The two main possible business models are:

  • Sharing the responsibilities in reproducibility of scientific results, facilitating contracts between research laboratories, faculties and companies. This allows to develop specific algorithms which are relevant to their business or to benefit from the experience of the laboratory when jointly developing a complete pipeline.

  • Spin-off projects (startups or incubated within larger companies) which would design tailor-made software solutions for SMEs based on particular chains of algorithms optimized for specific businesses. It can be understood as an accelerator for the development of business ideas in startups by facilitating agile cycles providing proofs of concept, sandbox, and minimum viable products (MVP).

OVD-SaaS Applications. The OVD-SaaS application differs from the IPOL demo system in that it allows for applications whose lifetime is much larger compared to the short execution of an online demo. In the case of an online demonstration, the input data is loaded, the algorithm is run, the results are displayed, and the execution of the demonstration finishes. However, in the case of OVD-SaaS applications, they run continuously, listening for events to wake up and processes more data if needed. We shall generically call these new long-lived processes Applications. The architecture of the OVD-SaaS system has not been written from scratch, but new modules are added to the IPOL’s architecture to build OVD-SaaS.

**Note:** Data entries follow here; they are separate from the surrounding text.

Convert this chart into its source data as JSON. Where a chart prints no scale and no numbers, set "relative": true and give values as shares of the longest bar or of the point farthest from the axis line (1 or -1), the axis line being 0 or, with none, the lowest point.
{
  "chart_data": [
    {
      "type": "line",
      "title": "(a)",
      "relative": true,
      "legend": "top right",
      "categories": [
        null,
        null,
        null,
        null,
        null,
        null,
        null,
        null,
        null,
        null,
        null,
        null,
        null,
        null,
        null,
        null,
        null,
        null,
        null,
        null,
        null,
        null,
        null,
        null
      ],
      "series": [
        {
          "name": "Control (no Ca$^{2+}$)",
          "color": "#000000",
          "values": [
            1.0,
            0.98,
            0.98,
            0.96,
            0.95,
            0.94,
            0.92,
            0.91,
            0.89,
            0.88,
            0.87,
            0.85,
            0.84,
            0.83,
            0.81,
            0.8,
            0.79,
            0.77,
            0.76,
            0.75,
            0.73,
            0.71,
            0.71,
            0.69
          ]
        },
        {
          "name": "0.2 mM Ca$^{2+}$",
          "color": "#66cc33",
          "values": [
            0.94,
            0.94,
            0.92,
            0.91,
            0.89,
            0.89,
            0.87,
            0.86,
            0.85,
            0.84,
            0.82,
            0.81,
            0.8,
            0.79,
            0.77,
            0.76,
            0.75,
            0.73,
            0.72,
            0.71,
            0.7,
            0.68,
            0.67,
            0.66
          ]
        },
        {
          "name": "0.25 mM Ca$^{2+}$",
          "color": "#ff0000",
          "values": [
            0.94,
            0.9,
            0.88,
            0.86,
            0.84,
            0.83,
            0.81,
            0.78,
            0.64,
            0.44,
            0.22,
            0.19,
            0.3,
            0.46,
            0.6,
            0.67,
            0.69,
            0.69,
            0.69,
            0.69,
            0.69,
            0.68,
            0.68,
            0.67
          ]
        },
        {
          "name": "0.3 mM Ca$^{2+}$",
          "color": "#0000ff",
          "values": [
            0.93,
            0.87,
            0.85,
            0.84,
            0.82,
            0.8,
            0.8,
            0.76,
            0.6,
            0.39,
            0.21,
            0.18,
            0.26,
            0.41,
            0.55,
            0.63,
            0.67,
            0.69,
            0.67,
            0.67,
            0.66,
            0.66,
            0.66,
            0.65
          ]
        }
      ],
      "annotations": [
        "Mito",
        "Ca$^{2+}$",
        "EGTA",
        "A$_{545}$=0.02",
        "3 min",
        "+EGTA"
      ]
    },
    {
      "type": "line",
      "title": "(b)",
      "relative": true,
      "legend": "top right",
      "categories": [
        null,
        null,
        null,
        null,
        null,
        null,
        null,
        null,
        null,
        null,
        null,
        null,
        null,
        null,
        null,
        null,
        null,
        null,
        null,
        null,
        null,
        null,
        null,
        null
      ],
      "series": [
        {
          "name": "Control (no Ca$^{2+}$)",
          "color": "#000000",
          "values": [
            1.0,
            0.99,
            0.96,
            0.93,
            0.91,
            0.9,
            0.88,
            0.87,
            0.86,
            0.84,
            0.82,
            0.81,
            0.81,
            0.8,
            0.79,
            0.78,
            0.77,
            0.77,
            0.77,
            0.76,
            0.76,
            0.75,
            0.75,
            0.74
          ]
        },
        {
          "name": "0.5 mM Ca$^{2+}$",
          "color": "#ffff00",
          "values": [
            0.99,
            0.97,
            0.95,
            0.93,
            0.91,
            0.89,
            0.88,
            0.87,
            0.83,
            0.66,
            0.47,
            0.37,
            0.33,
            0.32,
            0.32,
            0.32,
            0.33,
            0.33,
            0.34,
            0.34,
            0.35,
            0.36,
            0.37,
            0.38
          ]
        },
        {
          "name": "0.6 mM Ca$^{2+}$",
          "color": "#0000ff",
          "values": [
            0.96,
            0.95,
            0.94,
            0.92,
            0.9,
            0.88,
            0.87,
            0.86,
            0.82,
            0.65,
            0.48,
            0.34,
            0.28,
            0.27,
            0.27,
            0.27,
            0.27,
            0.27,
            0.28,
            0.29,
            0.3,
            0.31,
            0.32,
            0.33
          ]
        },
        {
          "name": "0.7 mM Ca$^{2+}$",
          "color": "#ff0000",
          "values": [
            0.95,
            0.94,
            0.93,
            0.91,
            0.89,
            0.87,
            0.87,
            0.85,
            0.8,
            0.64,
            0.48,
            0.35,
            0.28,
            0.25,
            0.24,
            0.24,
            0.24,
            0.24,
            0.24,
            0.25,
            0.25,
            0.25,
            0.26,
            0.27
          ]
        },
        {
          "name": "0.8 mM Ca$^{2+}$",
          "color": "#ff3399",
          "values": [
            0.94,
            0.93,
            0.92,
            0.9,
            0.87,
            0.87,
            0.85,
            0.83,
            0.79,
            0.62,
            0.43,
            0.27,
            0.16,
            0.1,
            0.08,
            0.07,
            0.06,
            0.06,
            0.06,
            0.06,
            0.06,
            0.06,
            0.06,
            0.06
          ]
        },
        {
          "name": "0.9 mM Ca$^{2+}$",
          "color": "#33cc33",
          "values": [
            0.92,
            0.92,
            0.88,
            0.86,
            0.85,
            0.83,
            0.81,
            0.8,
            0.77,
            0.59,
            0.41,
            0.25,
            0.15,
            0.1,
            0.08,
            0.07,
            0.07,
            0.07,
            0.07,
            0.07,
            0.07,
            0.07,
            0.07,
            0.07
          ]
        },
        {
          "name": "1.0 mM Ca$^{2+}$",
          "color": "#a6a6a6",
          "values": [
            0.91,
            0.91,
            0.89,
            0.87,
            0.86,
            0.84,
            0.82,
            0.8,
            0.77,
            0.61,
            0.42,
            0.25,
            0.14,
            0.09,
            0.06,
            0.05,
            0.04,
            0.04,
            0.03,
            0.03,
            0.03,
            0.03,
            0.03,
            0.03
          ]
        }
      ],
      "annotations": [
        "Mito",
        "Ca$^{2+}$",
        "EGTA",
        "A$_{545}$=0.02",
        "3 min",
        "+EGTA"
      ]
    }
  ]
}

The main advantages of OVD as a SaaS system are the scalability of the application (permitting to spawn effortlessly new processing instances as needed) and the modularity of the resulting pipeline (permitting to replace any block with ease). The developer of an algorithm does not license its use to a client, instead it sells the service of processing the data, or a final application, as in our proposal.

5 Conclusion

Reproducible research is necessary for the advancement of science and the validation of research results. It requires efforts covering various fields including platforms to demonstrate and reproduce results, libraries to directly exploit research artifacts, and editorial work, publishing not only source code, but even complete services. We have surveyed different platforms which can be helpful in reproducible research, recent image-processing libraries such as Higra, and even journals such as IPOL. The IPOL was one of the first requesting that the article, the software and the associated data artifacts should be part of the same publication. IPOL is constantly adapting to the needs of its users with the inclusion of new data types and interactive visualizations. Inspired by IPOL, OVD-SaaS is an extension which intends to be a nexus between academy, industry, and publishers to provide an answer to the reproducibility problems in the context of industrial applications.

Strong efforts are needed from the different actors involved in the research community, such as authors, editors, and publishers. As we showed in this short survey, fortunately several tools, libraries, and services are available to help perform reproducible research.